Genel Başkanı’ndan rol kapmak için durum ve fırsat gözleyen İstanbul’un yeni Belediye Lideri’nin da, boş vakitlerinde makamına uğrarken, geri kalan vakitlerinde üstüne görev olmayan her şeyle uğraştığının altını çizen Bahçeli, “İstanbul’u halletmiş olacak ki Diyarbakır’a gitmek istediğini söyleyerek ‘Bu toplumu barıştırmamız lazım’ kelamlarıyla dikkatleri üzerine çekmiştir. Hatta lisanının altındaki baklayı çıkarmış ve şöyle konuşmuştur: ‘Yarınlarda siyasette bir öteki alanda muvaffakiyet elde edebilir miyim sorusunun kriteri İstanbul’daki başarımdır.’ Amaç hizmet değil, bâtın ve adrese teslim hesaptır.” diye konuştu.
“Terörist Demirtaş hasreti ise bu şahısta günden güne kabarmaktadır.” diyen Devlet Bahçeli, “Herkes âlâ bilmelidir ki, bu toplumda, bu millette, bu ülkede küslük, dargınlık, kırgınlık olmadığı için barış ve barıştırma telaffuzları tehlikelidir, fitneyi selamlamaktır. Birebir vakitte şeytani bir üsluptur. Türk milleti asırlar boyunca var olagelmiş esaslı bir kardeşliğin, yazgıda, sevinçte, anıda, acıda bir ve bir arada olmayı başarmış kuvvetli bir iradenin beşeri kıvanç ve onurudur.” değerlendirmesinde bulundu.

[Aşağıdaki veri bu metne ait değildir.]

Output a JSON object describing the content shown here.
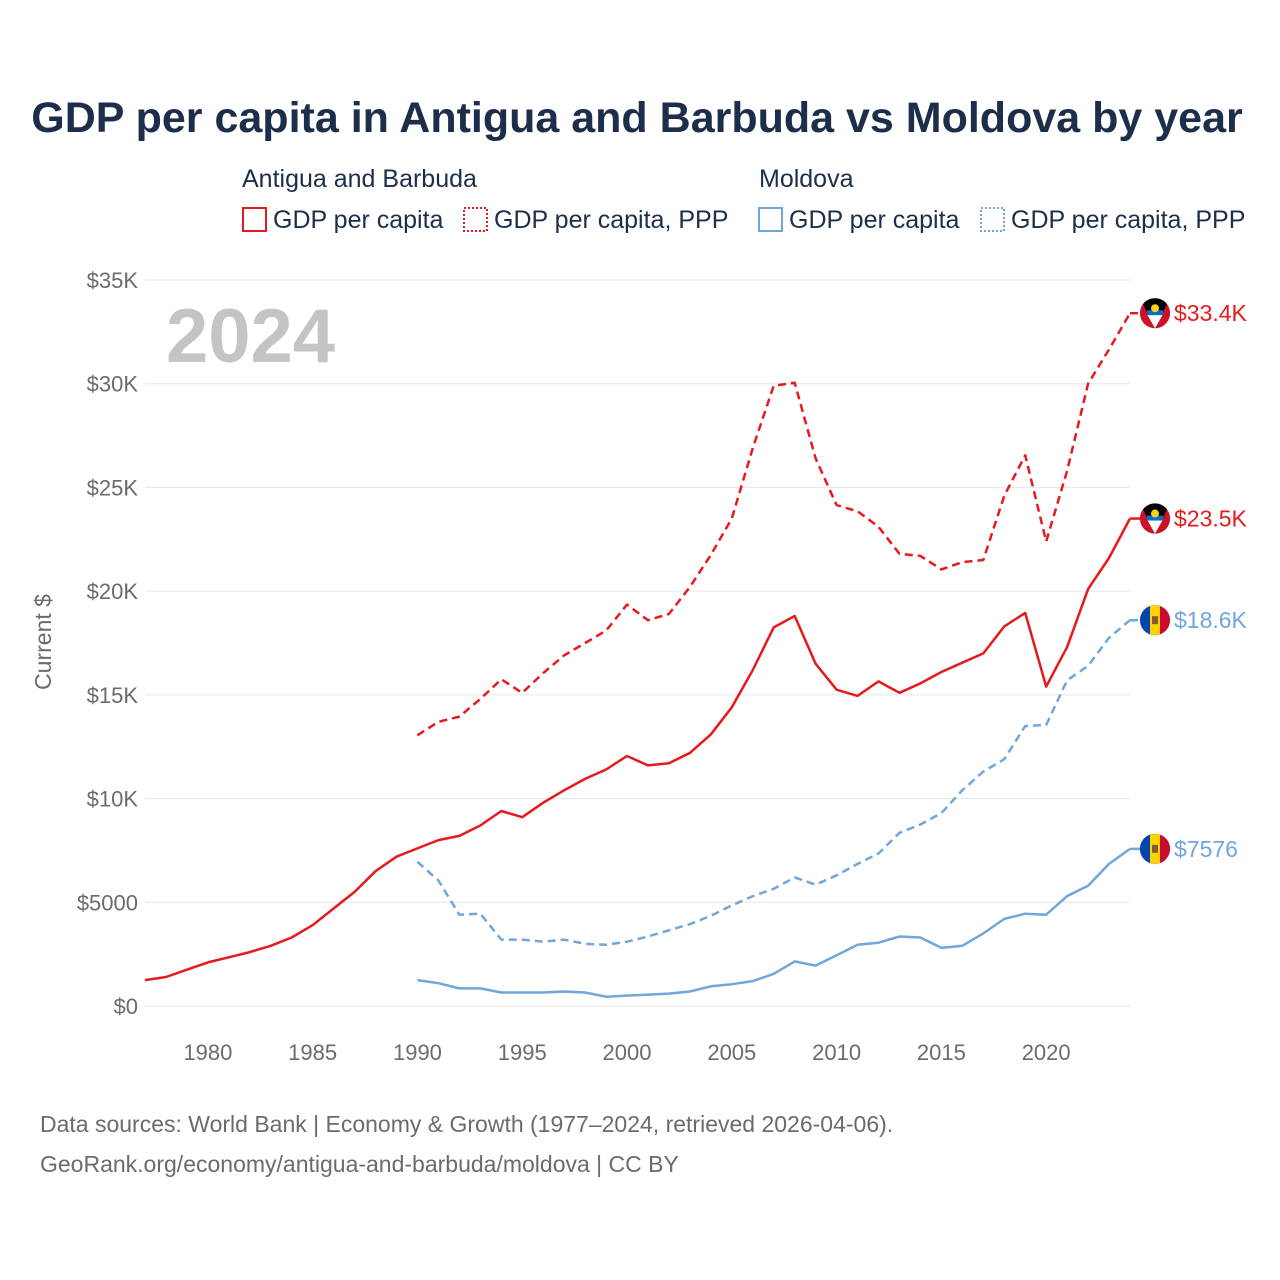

Bahçeli, yeni sistemin siyaset ve stratejisinin el birliğiyle, güç birliğiyle Türk milletinin tamamını kucaklayacağını, CHP’nin takoz koyma heveslerinin aksi tepeceğini belirterek, şunları kaydetti:
“CHP-HDP-İP siyasi üçüzünün, birbirinin çıkar cüzü olan zillet sacayağının günleri iftira ve izansızlıkla pekişir, bunu da görüyoruz. Gafillerin konutları çökmüş, çatılarını gizlemeye çalışıyorlar. Alan almış, satan satmış, kimin kimi Meclis’e soktuğu alenileşmiştir. Artık kelam bitmiş, alaka, irtibat ve ittifaklar açığa çıkmıştır. Birbirlerini tam bulmuşlar, tabanı yanık tencere yuvarlana yuvarlana küflü kapağıyla buluşmuştur. Birbirlerine kefil olmuşlar, nasılsa işleri yok şahit olurlar, paraları bol kefil olurlar, CHP-İP-HDP’ye söylüyorum, bozacıdan kefil istemişler, şıracıyı göstermiş.
HDP/PKK dersem siz İP’i anlayın, CHP dersem çabucak Kandil’i aklınıza getirin. Pensilvanya dersem hepsini birden gözünüzün önüne getirin, hatırınızda tutun. Gerçek duvarın eğri gölgesi olmazmış ancak bunların gerçek tek yanları yoktur. Ne yapsalar boştur, Türkiye’yi heba ettirmeyeceğiz. Türk vatanını hüsrana uğratmayacağız. Hodri meydan, bu vatan bölünmeyecek, bu devlet budanmayacak, bu bayrak buruşmayacak, bu ezanlar ki şahadetleri dinin temeli, hakikaten ezanı susturmaya hiçbir bozguncunun gücü yetmeyecek.”